Трояныч. Фото: Виктория Артемьева / «Новая газета»
18+. НАСТОЯЩИЙ МАТЕРИАЛ (ИНФОРМАЦИЯ) ПРОИЗВЕДЕН, РАСПРОСТРАНЕН И (ИЛИ) НАПРАВЛЕН ИНОСТРАННЫМ АГЕНТОМ ИНТЕРНЕТ-ИЗДАНИЕ «НОВАЯ ГАЗЕТА» ЛИБО КАСАЕТСЯ ДЕЯТЕЛЬНОСТИ ИНОСТРАННОГО АГЕНТА ИНТЕРНЕТ-ИЗДАНИЕ «НОВАЯ ГАЗЕТА»
— А где Трояныч?
— Нет Трояныча. Купаться ушел.
— А, это святое. — И ко мне: — Вы тогда подождите пару минут, он вернется скоро.
Подожду, конечно. «Это святое», сказанное про обычный душ, в этих краях — не просто присказка: когда еще вода из крана польется? Гости, пусть и редкие, пусть и первые за два года пребывания Трояныча здесь, в доме престарелых, приедут и уедут — а чистым быть охота всё время, и не только с шести до восьми вечера.
Коридоры, костыли, кряхтение, голоса из телевизоров, перебиваемые голосами еще живых; запах лекарств, стены, окрашенные, как всегда, по линии горизонта, гулкое больничное эхо — и всё это залито светом жарящего южного солнца.
— Наш Трояныч, — представляют мне героя, заботливо стараясь наполнить мое ожидание смыслом, — творческая личность, всё время куда-то рвется. Всё время просит велосипед ему купить — но мы не покупаем: укатит куда-нибудь, где его искать потом? Неизвестно, чего от него, творческого, ожидать. Художник! Вот, смотрите — это всё Трояныч наш нарисовал! — и указывают на развешанные по стенам шедевры. Шедевры один в один похожи на те, что расставляют летом вдоль приморских набережных уличные художники: паруса, чайки, волны — незамысловатая гуашевая мазня. Но — неожиданно умиротворенная для разорванной и горящей пятый год Херсонской области: синий цвет, белый цвет, ни одной капли крови.
Дом престарелых. Фото: Виктория Артемьева / «Новая газета»
Гуашевые чайки заставляют вспоминать: «запах всякой курортной набережной — гнили, йода и шашлыка»*. Горячий ракушечник, которым ветер то и дело заносит сухие страницы очередного романа Агаты Кристи. Волны — мутные, мощные, тогда еще в два раза выше меня. Из-за этих волн Азовское море и морем-то считать не принято: грязное, мол, мелкое — но для меня-то, десятилетней, только оно одно море и есть: потому что с характером, потому что пахнет так, как не пахнет ни одно другое, и воздух здесь такой густой, что голода не чувствуешь. Но вечером, когда пойдем с пляжа, мама купит на базаре арбуз — вот им похрустеть, конечно, стоит.

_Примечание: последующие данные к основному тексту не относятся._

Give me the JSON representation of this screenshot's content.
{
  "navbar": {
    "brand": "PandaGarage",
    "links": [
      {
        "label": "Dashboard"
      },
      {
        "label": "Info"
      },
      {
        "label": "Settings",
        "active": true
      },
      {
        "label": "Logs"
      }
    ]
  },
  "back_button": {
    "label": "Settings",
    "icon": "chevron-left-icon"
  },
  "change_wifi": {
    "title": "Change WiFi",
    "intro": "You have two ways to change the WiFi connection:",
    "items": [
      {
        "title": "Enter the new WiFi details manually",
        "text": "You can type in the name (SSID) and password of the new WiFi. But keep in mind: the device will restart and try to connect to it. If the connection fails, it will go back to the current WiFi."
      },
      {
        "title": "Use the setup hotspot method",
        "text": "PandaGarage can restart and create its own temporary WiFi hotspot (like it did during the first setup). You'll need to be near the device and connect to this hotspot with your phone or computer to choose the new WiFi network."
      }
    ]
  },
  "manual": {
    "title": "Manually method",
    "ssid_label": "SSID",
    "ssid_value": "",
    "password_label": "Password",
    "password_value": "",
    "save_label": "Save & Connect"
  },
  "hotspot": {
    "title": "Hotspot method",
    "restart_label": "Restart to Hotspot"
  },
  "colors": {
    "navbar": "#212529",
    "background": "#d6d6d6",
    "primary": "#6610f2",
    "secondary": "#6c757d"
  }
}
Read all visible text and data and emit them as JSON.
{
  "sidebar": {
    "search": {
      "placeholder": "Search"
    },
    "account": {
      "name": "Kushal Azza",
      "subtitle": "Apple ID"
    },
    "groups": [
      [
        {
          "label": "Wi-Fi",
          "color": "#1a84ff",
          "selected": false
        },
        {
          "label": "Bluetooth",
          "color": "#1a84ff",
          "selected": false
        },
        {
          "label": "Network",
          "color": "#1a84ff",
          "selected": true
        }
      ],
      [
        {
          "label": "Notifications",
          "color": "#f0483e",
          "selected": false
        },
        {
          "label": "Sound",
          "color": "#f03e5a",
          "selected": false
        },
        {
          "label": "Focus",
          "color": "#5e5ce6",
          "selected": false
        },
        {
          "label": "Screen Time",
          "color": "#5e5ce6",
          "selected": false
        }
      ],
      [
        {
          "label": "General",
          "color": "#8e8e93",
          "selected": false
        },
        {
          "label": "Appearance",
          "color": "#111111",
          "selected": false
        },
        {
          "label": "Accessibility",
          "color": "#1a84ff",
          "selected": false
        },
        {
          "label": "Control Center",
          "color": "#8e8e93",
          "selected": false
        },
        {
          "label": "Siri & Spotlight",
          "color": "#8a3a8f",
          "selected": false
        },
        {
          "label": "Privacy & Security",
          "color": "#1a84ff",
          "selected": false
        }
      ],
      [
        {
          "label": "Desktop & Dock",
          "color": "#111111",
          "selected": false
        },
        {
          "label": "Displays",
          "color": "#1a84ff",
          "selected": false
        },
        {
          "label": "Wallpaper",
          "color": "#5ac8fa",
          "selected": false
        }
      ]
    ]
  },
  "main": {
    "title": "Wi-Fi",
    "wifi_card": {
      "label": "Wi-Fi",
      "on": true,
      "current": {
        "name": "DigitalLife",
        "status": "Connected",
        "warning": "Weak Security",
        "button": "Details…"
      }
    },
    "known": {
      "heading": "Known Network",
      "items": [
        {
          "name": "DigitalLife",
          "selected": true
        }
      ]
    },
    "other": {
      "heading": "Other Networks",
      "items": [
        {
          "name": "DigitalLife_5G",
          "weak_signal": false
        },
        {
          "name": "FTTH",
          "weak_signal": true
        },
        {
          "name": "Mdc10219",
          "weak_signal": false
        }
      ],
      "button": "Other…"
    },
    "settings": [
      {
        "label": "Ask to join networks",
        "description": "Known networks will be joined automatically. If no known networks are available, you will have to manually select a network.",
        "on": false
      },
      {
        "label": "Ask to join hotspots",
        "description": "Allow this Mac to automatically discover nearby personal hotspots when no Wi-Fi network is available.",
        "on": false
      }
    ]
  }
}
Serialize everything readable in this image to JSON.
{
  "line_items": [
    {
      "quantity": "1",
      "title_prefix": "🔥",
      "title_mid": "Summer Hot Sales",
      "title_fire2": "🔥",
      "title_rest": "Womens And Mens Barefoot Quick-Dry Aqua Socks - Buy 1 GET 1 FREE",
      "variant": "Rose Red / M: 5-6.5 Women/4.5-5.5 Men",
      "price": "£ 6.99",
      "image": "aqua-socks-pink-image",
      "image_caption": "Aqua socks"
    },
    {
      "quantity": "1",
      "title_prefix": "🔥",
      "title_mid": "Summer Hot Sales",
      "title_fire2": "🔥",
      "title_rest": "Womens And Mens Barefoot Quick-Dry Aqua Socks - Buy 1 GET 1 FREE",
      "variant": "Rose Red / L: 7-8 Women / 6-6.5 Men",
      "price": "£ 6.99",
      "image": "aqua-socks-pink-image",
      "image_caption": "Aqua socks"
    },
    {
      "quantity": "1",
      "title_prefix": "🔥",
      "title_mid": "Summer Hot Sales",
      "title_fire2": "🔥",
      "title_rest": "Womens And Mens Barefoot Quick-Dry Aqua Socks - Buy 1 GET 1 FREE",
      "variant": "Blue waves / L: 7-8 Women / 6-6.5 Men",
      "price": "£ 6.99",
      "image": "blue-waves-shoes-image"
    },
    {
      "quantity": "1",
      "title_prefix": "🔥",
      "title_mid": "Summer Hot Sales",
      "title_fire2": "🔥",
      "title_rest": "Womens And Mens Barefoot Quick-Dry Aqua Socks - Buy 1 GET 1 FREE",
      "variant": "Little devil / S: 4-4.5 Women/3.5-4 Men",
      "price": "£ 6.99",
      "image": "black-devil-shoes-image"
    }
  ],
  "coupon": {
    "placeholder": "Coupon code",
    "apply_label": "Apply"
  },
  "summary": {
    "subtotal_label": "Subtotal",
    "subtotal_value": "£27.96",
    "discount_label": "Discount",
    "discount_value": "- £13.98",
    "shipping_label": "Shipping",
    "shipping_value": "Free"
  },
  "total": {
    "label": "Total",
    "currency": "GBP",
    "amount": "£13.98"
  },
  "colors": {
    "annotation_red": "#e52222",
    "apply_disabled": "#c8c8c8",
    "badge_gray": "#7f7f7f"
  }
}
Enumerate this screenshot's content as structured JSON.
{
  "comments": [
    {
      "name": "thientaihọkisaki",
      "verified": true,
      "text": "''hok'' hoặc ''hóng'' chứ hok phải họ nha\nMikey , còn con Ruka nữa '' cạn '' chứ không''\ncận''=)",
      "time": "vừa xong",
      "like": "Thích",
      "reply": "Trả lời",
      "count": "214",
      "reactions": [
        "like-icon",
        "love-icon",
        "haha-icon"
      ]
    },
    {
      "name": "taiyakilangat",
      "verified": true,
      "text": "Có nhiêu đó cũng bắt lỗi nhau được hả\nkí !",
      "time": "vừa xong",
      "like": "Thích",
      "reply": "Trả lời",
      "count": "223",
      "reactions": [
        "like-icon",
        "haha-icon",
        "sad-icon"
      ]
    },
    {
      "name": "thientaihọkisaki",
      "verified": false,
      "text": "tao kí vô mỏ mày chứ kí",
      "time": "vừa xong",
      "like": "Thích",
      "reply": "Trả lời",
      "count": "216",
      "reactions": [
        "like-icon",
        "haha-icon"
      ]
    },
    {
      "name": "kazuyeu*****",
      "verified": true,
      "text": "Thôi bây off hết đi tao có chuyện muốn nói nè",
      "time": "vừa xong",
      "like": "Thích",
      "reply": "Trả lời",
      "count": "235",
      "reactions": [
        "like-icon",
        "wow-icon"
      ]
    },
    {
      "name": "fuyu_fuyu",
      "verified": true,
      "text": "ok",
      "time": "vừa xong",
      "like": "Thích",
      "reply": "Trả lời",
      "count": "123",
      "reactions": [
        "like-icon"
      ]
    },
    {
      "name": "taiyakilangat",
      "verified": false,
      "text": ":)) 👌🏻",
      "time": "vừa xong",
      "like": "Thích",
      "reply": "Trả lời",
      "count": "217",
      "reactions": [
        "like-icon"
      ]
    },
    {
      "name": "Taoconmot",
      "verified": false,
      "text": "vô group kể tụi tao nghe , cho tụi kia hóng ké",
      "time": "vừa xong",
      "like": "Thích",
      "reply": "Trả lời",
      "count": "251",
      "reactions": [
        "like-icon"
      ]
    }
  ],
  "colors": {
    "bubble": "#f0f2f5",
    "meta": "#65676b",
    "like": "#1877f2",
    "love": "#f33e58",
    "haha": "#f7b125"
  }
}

Раз в два года мы приезжали в такой же приморский поселок, как этот, — только на другом берегу, прямо напротив. Хотя все поселки были одинаковые — что на украинской стороне, что на российской: маленькие, тихие, с криками петухов в самодельных загонах по утрам, с визгами детей, со скрипом старых качелей, с карнизами, увитыми кислым мелким виноградом. Детство в таких поселках у всех тоже, наверное, было одинаковым — с арбузами, волнами, чайками и песком, который заносит проржавевшие страницы книг, взятых тут же, на деревянной полке у входа в гостиничный дом. Простой и тихий рай — как когда-то казалось, вечный.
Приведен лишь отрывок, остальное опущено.